I have been out of work for almost 15 mos and am feeling a bit shy about going back into the work force but I know this too shall pass.
I hope it is alright that I blogroll you.
Comment by SeaSpray — July 25, 2007 @ 9:37 am
Nicely said. As specific as it is to floor and ER nurses, the thought transcends to everyone, assuming.
I liked the flow of this.
Have a great night, May!
Comment by Veronica — July 25, 2007 @ 9:29 pm
i have to clear this up…. You’re talking about the situation in the US right? hehe
Comment by Rygel — July 26, 2007 @ 8:53 am
Couldn’t have said it better myself. Thanks for the post.
Comment by Julia — July 26, 2007 @ 5:00 pm
Excellent post! I love what you said about us all “being in this together” and that teamwork is the answer. I used to have a boss who would absolutely lose her mind whenever someone would call in sick. I mean, she would rant and rave about it so loud and long that it was distracting and created a terrible mood among the staff–which only added more negativity to the woes of being shortstaffed due to the absent nurse. I never said it out loud to her but I always wanted to ask her to just chill—because sure, there’s problems that come up in this job—but we can all help each other and get the job done.
Comment by The Bohemian Road Nurse — July 26, 2007 @ 5:32 pm
Well said! You are a nurse I would like to work with.
Comment by Beth — July 27, 2007 @ 1:25 pm
We are all in this together and when things don’t go well it’s everyone’s fault. There is so much to do, pointing fingers at each other shouldn’t make the list.
That isn’t to say we shouldn’t look for solutions to issues, but great problem solvers waste no time on blame.
Onehealthpro
Comment by Judy — July 27, 2007 @ 4:18 pm
Thanks for the blogroll!
Comment by SeaSpray — July 28, 2007 @ 6:33 pm
may - excellent post, as usual!
i’m sorry to say it is no different in the operating room. people point fingers at each other all the time. nurses vs. surgeons, anesthesia vs. surgeons, staff vs. housekeeping, and the list goes on and on. but when when you get the right combination of people - people who believe in TEAMWORK - it is like a symphony!

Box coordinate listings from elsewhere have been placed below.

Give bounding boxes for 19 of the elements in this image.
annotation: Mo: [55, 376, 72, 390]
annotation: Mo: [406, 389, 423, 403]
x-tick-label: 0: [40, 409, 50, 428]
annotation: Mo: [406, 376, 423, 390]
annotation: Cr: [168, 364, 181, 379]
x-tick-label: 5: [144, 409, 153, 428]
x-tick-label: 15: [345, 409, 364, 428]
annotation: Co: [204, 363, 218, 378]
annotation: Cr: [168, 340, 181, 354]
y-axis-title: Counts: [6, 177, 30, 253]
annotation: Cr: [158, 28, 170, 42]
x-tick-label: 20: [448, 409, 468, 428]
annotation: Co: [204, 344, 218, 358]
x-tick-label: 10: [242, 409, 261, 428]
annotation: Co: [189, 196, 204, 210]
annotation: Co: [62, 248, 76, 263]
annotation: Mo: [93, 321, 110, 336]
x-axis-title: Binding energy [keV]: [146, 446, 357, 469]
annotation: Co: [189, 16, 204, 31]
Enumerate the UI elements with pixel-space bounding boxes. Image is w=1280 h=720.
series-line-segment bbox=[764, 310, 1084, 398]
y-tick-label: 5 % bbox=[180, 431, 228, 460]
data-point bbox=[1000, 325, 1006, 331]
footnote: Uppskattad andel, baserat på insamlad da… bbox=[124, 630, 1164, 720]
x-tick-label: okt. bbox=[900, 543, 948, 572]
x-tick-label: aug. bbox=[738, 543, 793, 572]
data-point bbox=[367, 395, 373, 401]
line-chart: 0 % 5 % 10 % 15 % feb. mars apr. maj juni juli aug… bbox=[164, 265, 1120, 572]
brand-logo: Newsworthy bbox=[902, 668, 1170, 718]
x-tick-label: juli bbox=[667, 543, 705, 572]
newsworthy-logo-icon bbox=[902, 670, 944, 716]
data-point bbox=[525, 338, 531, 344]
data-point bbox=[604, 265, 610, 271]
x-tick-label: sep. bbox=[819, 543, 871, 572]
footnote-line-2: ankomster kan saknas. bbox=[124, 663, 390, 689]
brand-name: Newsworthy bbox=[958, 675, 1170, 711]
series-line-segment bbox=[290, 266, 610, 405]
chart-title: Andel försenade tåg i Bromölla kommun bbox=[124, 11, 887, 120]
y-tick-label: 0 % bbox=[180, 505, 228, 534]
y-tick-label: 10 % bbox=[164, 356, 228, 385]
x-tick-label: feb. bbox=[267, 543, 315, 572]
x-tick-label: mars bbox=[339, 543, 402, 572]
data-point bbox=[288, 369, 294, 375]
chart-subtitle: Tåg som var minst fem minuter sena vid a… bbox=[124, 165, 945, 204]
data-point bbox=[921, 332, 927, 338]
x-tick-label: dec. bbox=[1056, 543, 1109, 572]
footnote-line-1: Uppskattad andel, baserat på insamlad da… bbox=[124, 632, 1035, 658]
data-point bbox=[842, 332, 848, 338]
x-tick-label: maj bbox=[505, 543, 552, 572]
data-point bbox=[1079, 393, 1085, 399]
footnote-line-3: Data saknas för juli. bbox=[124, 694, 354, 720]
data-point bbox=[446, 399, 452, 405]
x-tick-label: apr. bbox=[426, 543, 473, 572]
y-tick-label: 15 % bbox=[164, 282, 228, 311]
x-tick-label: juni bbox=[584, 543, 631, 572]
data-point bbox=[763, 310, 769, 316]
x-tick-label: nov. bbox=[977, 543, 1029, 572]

Comment by unsinkablemb — July 31, 2007 @ 4:47 pm
You want teamwork? One of my first jobs was in LTC. An alzheimers unit with 48 residents. I worked the same unit with an LPN and the same 4-5 CNAs for about a year, and we worked very well together. For Christmas I bought everyone, including our unit secretary a hang around your neck Bic pen, no big deal, but it solidified our “team” and it was an inexpensive way to make my floor work even better as a team. Much to my suprise, about a month later, the administration, who apparently discouraged teamwork split us all up. How stupid are they???
Comment by Ellen — August 8, 2007 @ 3:37 pm
Wonderfully written. I think you read my mind.
Comment by Ali — August 17, 2007 @ 9:30 pm
I understand you, sometimes we come with a low level of medical services, but remember please - not all the doctors are good and the same with patients.